Article Date: 3/1/2007

Contact Lens Care

Contact Lens Care

Hints for Helping Lens WearersSurvive the Spring

WARD, MICHAEL A. MMSC, FAAO

Spring is a time of renewal. Songbirds sing their loudest and most eloquent songs to mark and own their territory and to attract a mate. Flowers emerge through the cool, damp soil from bulbs that have slowly prepared from fall to present a kaleidoscope of colors, which brighten our days. Grasses awake from their dormancy to claim their space in the yard. Trees sprout new growth to repair the traumas from winter storms.

Trees are spring's first large scale producers of buds, flowers and pollens. Grasses, molds and weeds follow as the seasons advance. It's the pollens that blur the vision of our contact lens-wearing patients.

Pollens affect contact lens wearers in multiple ways. Pollens are both physical and immunologic irritants, affecting roughly 10 percent to 20 percent of the population, with even greater percentages in the warmer and humid climates.

Your environment dictates allergen concentrations. Not only humidity and temperature affect pollen counts, so does atmospheric carbon dioxide. As carbon dioxide concentrations increase, so do the number of pollens and other allergens in our environment.

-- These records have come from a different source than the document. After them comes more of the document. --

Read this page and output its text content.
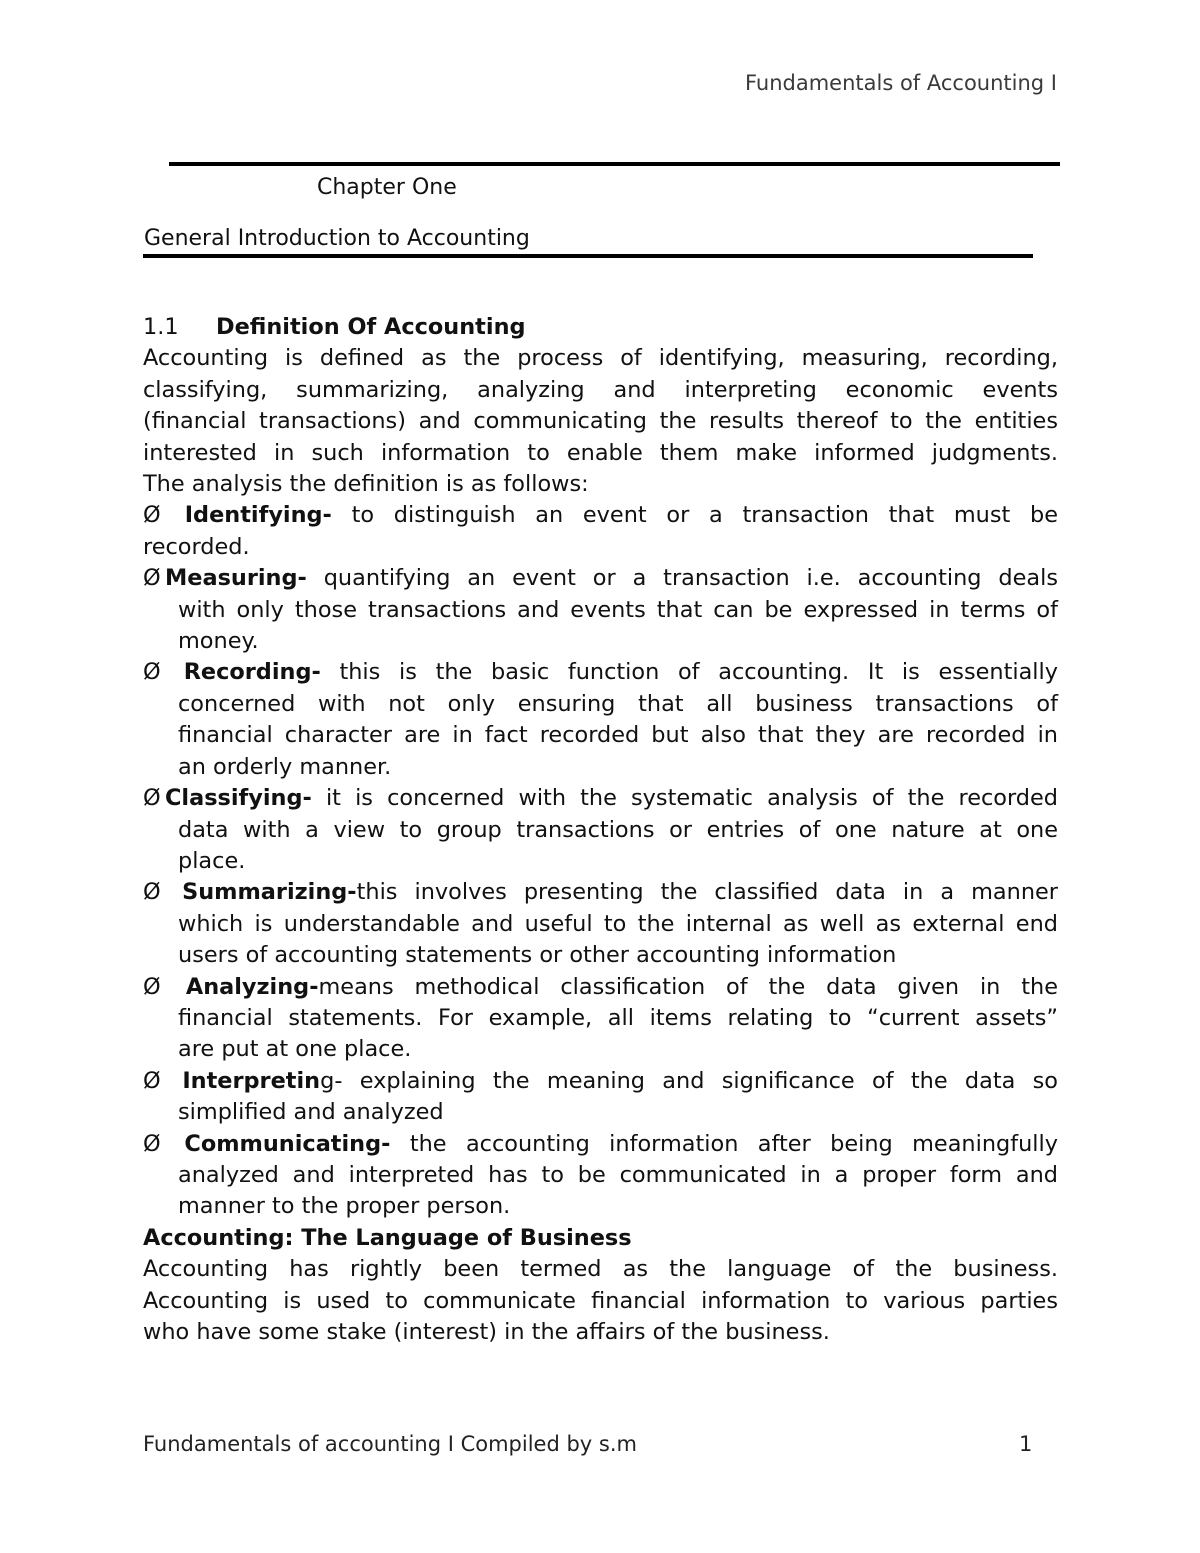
Fundamentals of Accounting I
Chapter One
General Introduction to Accounting

1.1 Definition Of Accounting

Accounting is defined as the process of identifying, measuring, recording,

classifying, summarizing, analyzing and interpreting economic events

(financial transactions) and communicating the results thereof to the entities

interested in such information to enable them make informed judgments.

The analysis the definition is as follows:

Ø Identifying- to distinguish an event or a transaction that must be
recorded.
Ø Measuring- quantifying an event or a transaction i.e. accounting deals
with only those transactions and events that can be expressed in terms of
money.
Ø Recording- this is the basic function of accounting. It is essentially
concerned with not only ensuring that all business transactions of
financial character are in fact recorded but also that they are recorded in
an orderly manner.
Ø Classifying- it is concerned with the systematic analysis of the recorded
data with a view to group transactions or entries of one nature at one
place.
Ø Summarizing-this involves presenting the classified data in a manner
which is understandable and useful to the internal as well as external end
users of accounting statements or other accounting information
Ø Analyzing-means methodical classification of the data given in the
financial statements. For example, all items relating to “current assets”
are put at one place.
Ø Interpreting- explaining the meaning and significance of the data so
simplified and analyzed
Ø Communicating- the accounting information after being meaningfully
analyzed and interpreted has to be communicated in a proper form and
manner to the proper person.

Accounting: The Language of Business

Accounting has rightly been termed as the language of the business.

Accounting is used to communicate financial information to various parties

who have some stake (interest) in the affairs of the business.

Fundamentals of accounting I Compiled by s.m	1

A Harvard Medical School study found that ragweed grown in an atmosphere with double the current carbon dioxide levels produced 61 percent more pollen. Regrettably, atmospheric carbon dioxide levels are expected to double over the next 50 years.

The greatest tree-generated physical irritant is the bi-lobed, vesiculated pine pollen, which feels like aerated sand to our lens-wearing patients. Allergic rhinitis with associated allergic conjunctivitis is the main immunologic consequence to seasonal tree pollens. Contact lens wear can be challenging in this environment.

Advice for Lens Wearers

Here are some tips you can pass on to your contact lens wearers to keep them more comfortable throughout the spring.

Physical barriers

Advise patients to wear goggles or close-fitting sunglasses when outside and to keep home and automobile windows closed.

Air cleaners

High efficiency air filters and electrostatic air cleaners can remove pollen and dust, improving air quality in central air conditioning systems. Replace disposable filters monthly during heavy pollen seasons.

Eye drops

Frequent use of low-viscosity, preservative-free artificial tears will help to dilute and rinse out tear film irritants. In-eye contact lens cleaners such as Blink-n-Clean (AMO) or Clerz Plus (Alcon) can also be helpful.

Pharmaceuticals

Systemic antihistamines can help alleviate allergic symptoms, but are associated with ocular dryness. Advise patients to use topical decongestants sparingly to avoid vascular rebound. Mast cell stabilizers are helpful if used before symptoms occur. Combination drops (Elestat [Allergan], Optivar [MedPoint Pharmaceuticals], Patanol [Alcon], Zaditor [Novartis Ophthalmics]) seem to offer the greatest relief of symptoms by combining the immediate antihistaminic relief with the prolonged effect of mast cell stabilizers.

Lens Care Products

Tell patients to ignore the no rub product labeling and to rub and rinse upon removal to decrease accumulated debris from the lens surfaces. If you suspect a solution-related hypersensitivity or toxicity, change to peroxide disinfection to eliminate possible preser-vative sensitivities.

Other helpful hints

Washing face and hands often with cold water can be very effective in relieving symptoms. Cold compresses help relieve ocular itching (try putting ice cubes in a wet wash cloth). Advise patients who have severe signs or symptoms to avoid wearing lenses.

Mr. Ward is an instructor in ophthalmology at Emory University School of Medicine and Director, Emory Contact Lens Service.